Women need to become more educated about the risks and benefits of knee-replacement surgery, Snyder-Mackler said, and heed the warning signs of serious problems.
“When you feel profound buckling and weakness in your knee when climbing stairs, that is a major problem. You compensate--eventually, you may come downstairs only once a day,” Snyder-Mackler said. “As a result, you become sedentary and that's not good for your health. Earlier intervention can help preserve your mobility and quality of life.”
The research is one of two UD studies led by Snyder-Mackler and reported in the Journal of Bone and Joint Surgery.

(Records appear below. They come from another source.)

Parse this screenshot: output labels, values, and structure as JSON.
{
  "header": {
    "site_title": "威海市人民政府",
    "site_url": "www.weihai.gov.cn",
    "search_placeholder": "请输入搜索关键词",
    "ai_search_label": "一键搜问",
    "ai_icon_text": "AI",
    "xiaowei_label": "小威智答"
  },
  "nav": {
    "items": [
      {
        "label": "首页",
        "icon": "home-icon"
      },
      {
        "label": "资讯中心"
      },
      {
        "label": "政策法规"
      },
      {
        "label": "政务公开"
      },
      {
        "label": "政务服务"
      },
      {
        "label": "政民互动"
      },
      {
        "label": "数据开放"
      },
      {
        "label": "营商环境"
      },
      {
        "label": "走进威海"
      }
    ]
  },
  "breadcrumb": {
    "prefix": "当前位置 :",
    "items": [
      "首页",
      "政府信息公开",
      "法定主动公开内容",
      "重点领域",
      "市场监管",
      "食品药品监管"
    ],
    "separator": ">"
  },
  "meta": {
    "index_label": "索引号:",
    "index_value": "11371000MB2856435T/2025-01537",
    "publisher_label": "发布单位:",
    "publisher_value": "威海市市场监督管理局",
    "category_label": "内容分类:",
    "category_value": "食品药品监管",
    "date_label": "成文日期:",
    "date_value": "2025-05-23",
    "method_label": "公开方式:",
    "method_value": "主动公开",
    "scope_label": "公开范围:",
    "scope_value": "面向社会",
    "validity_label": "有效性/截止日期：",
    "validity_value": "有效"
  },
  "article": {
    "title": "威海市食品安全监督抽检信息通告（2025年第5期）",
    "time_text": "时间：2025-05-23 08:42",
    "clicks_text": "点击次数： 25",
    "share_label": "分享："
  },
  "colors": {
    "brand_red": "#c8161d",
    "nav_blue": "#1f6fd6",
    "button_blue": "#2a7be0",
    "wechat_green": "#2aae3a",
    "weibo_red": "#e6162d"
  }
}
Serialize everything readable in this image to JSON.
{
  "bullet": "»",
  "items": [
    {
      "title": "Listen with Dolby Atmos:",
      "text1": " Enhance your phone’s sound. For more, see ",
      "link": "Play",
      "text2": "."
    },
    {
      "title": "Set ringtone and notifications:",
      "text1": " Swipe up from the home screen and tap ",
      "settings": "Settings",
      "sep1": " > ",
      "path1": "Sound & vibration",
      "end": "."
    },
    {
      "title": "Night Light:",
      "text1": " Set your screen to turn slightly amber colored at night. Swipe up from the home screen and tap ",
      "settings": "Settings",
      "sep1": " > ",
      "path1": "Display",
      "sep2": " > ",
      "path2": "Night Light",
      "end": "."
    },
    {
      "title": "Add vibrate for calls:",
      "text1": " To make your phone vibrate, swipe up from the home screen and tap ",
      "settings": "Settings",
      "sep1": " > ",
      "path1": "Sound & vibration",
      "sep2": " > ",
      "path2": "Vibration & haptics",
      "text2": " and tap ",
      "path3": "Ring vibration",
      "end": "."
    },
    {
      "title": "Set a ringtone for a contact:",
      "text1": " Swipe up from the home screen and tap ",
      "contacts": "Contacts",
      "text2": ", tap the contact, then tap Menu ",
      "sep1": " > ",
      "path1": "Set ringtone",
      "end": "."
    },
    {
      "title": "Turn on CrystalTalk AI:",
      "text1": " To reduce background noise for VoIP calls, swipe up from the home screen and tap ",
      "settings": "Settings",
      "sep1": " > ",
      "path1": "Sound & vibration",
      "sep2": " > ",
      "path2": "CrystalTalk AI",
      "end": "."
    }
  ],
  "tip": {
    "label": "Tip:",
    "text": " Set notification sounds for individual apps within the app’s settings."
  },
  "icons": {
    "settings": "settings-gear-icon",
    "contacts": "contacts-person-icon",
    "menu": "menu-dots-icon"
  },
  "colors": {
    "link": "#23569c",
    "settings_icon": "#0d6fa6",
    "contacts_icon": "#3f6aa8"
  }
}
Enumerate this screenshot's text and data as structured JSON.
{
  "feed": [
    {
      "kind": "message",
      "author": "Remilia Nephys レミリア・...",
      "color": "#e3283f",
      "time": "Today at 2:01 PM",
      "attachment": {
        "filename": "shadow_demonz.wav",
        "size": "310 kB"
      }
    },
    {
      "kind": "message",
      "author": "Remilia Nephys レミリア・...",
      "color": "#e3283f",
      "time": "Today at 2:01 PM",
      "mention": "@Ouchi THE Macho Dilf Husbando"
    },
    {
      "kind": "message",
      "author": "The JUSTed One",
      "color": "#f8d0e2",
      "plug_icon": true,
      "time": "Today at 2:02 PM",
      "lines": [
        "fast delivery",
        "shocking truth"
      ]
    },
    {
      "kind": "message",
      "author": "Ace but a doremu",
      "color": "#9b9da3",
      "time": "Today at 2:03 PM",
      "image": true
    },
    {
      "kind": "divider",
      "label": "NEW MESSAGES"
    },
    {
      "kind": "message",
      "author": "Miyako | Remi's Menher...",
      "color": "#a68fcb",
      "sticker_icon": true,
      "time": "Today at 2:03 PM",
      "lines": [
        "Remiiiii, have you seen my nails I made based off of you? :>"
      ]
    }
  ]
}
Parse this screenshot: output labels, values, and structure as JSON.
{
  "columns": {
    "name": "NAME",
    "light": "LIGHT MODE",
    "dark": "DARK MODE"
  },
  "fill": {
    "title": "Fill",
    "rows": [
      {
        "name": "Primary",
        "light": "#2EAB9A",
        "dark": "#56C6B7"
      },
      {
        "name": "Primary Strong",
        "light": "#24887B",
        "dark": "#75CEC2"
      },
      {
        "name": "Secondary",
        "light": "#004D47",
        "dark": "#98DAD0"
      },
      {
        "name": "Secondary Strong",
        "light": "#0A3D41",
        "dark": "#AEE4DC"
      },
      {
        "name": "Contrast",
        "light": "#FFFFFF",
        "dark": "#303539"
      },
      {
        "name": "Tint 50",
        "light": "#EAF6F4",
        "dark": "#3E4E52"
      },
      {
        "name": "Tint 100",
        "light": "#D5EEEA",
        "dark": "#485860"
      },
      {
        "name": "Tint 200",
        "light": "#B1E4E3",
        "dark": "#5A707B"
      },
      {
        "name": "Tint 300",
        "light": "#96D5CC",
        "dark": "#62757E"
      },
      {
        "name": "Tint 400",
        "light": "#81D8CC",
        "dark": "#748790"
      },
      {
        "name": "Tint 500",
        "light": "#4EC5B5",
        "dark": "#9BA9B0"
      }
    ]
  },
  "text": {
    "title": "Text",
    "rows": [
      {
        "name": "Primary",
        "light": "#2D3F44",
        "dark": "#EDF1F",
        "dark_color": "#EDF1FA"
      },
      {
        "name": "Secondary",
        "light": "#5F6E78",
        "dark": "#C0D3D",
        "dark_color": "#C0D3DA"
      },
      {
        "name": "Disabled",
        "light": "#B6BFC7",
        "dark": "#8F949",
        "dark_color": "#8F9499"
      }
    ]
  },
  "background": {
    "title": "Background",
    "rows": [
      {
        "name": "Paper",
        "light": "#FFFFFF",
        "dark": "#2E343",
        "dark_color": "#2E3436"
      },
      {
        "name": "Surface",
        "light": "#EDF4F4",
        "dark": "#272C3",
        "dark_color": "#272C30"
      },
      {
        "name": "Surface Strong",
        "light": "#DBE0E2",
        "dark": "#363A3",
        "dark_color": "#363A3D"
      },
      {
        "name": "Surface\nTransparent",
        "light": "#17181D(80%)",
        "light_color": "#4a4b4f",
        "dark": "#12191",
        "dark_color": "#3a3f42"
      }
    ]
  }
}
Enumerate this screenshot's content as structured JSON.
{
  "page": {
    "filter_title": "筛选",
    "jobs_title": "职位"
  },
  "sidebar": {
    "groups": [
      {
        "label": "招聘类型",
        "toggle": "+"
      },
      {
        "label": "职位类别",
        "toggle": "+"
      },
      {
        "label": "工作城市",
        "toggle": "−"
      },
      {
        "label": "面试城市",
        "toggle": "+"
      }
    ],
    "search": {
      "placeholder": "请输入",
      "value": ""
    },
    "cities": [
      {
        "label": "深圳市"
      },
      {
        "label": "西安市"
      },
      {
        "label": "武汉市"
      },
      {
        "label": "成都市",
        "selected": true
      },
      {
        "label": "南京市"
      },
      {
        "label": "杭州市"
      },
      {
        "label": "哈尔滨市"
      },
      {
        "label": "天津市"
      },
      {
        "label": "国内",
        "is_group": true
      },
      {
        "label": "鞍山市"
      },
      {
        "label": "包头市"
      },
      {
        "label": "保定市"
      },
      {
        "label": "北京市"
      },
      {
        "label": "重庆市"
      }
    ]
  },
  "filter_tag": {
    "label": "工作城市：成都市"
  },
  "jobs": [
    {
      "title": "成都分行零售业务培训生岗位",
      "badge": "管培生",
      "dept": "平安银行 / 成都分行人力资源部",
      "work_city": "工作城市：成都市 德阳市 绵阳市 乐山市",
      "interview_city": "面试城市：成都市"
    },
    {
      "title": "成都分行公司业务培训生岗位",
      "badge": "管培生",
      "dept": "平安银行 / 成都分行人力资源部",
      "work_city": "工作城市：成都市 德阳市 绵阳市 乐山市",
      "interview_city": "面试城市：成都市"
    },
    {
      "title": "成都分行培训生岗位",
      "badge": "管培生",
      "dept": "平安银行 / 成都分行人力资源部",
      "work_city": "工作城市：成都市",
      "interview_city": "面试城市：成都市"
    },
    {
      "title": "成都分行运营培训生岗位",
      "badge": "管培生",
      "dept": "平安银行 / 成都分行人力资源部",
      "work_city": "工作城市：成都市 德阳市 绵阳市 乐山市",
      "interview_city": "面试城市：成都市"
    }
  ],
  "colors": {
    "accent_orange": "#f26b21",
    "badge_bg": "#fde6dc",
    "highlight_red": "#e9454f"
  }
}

In a related study, Snyder-Mackler worked with Dan Ramsey, assistant professor of exercise and nutrition science at the University of Buffalo, and UD colleagues Kristin Briem, physical therapist, and Michael Axe, clinical professor of physical therapy, to determine the effectiveness of “unloader” knee braces in reducing pain and improving function in osteoarthritis patients.
The research, which also was supported by the National Institutes of Health, showed that these braces actually promote pain relief by diminishing muscle contractions rather than by “unloading” or separating the joints. Such knee braces may provide an inexpensive treatment option for some osteoarthritis patients.
Snyder-Mackler says she has always been interested in research on knee injuries, and in providing solutions to improve people's lives.
“I've always had a burning desire to bring evidence to bear on clinical problems--that's always been really important to me,” Snyder-Mackler said. “There are real people at the end of the research loop--patients, physical therapists and physicians, and the patients' families.”